The unit size of the vector table depends on what chip you use. For example ATTiny chips use 2 bytes (1 instruction) for each vector in the table.

The reason for allowing multiple instructions worth on the larger processors is to allow for the use of larger instructions.

For an AVR, the RJMP instruction is a 2 byte instruction for relative jump - however it can only access +/-4kB displacement from the vector table. This is fine on the smaller processors with <8kB of Flash as it allows ISRs (Interrupt Service Routines) to be placed anywhere within the flash memory. However for larger AVRs such as the 32kB flash ATMega328, this is not enough (*).

To access the full flash space you need to use the JMP instruction. This is a direct jump which allows you to access up to 4MB of flash. However the JMP instruction is actually a 4 byte instruction. In order to use these in the vector table you need to allow 2 instruction words for each vector. And this is just what they do.

It is still perfectly possible to use RJMP or any other single word instruction within a two word vector table. All you do is add an additional NOP after it to pad out the instruction to two words.

Additionally you don't necessarily have to jump anywhere. Imagine your ISR was required to do nothing more than set a bit in an IO register. On an AVR you can if the register is within range you can use the SBI or CBI instruction to do this.

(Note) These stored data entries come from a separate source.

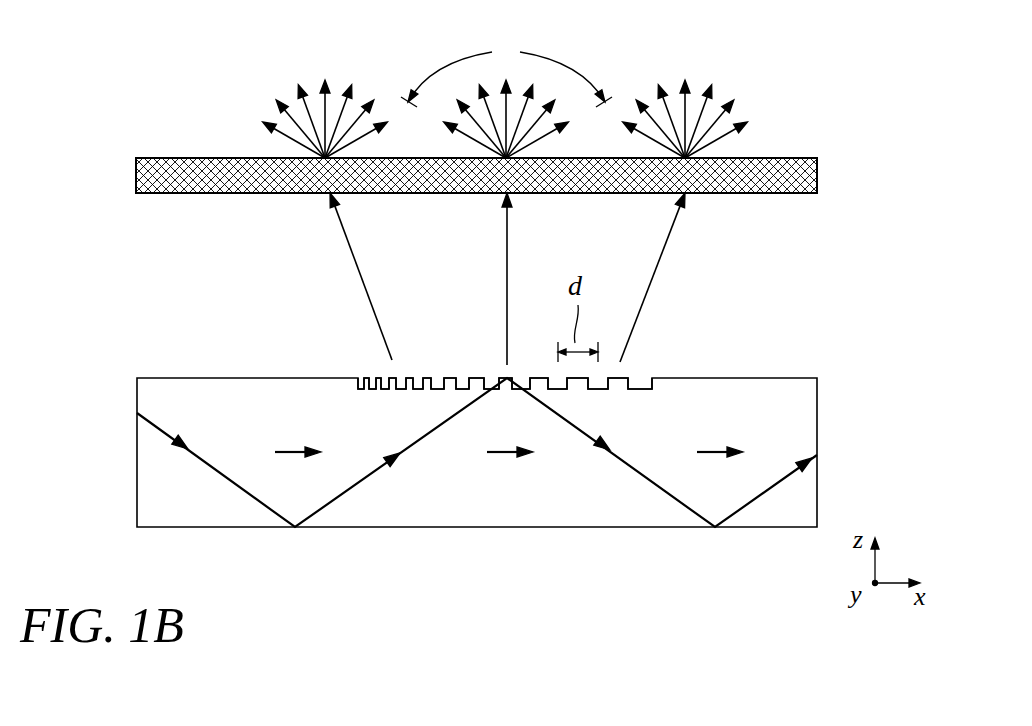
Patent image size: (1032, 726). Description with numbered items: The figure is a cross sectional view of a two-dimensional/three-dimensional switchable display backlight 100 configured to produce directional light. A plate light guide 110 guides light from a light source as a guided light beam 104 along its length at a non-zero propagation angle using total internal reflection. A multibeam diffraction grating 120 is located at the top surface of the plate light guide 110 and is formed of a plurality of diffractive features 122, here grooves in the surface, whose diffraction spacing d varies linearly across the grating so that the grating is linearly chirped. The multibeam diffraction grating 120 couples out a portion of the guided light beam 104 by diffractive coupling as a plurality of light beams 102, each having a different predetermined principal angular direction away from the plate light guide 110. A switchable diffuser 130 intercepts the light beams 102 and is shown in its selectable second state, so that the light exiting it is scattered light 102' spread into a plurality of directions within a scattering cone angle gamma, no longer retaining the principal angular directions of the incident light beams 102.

The 2D/3D switchable display backlight 100 is at (788, 69).
The light beams 102 is at (582, 168).
The scattered light 102' is at (271, 103).
The guided light beam 104 is at (611, 473).
The plate light guide 110 is at (817, 412).
The multibeam diffraction grating 120 is at (344, 352).
The diffractive features 122 is at (463, 353).
The switchable diffuser 130 is at (817, 175).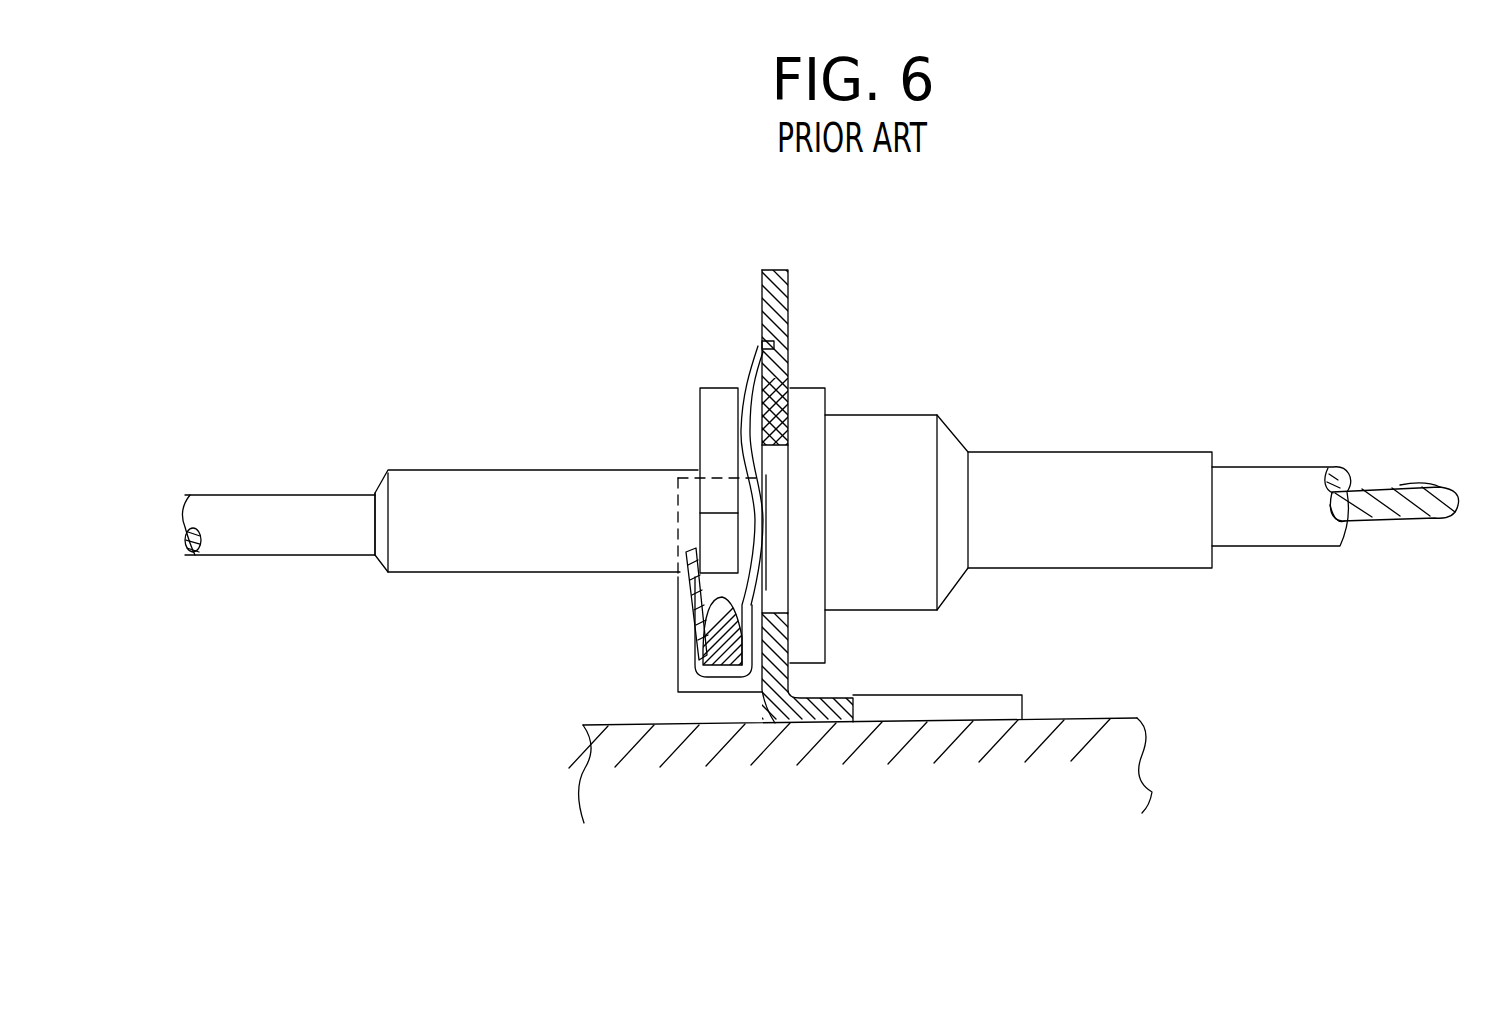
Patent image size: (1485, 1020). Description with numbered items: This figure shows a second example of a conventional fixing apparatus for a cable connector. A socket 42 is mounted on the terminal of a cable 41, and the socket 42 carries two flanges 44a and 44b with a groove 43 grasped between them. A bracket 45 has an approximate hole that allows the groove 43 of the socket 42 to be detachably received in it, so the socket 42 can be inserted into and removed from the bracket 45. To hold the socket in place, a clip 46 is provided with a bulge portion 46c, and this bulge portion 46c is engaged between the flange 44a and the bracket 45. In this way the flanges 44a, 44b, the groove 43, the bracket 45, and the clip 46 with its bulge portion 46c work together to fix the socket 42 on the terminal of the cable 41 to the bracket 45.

The cable 41 is at (1267, 483).
The socket 42 is at (893, 405).
The groove 43 is at (783, 380).
The flange 44a is at (718, 395).
The flange 44b is at (808, 398).
The bracket 45 is at (957, 710).
The clip 46 is at (755, 657).
The bulge portion 46c is at (746, 396).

Because that doesn't have any side-effects on the ALU flags, you can within a two instruction vector table construct your entire ISR (SBI instruction followed by RETI instruction) and save all the overhead of jumping to an ISR.


(*) It is actually possible, though slower, to use what are called "trampolines". This is basically a case of placing a single JMP instruction in the flash within +/-4k displacement from the vector table. The vector table contains an RJMP instruction that jumps to the nearby JMP instruction which in turn jumps to anywhere in the flash.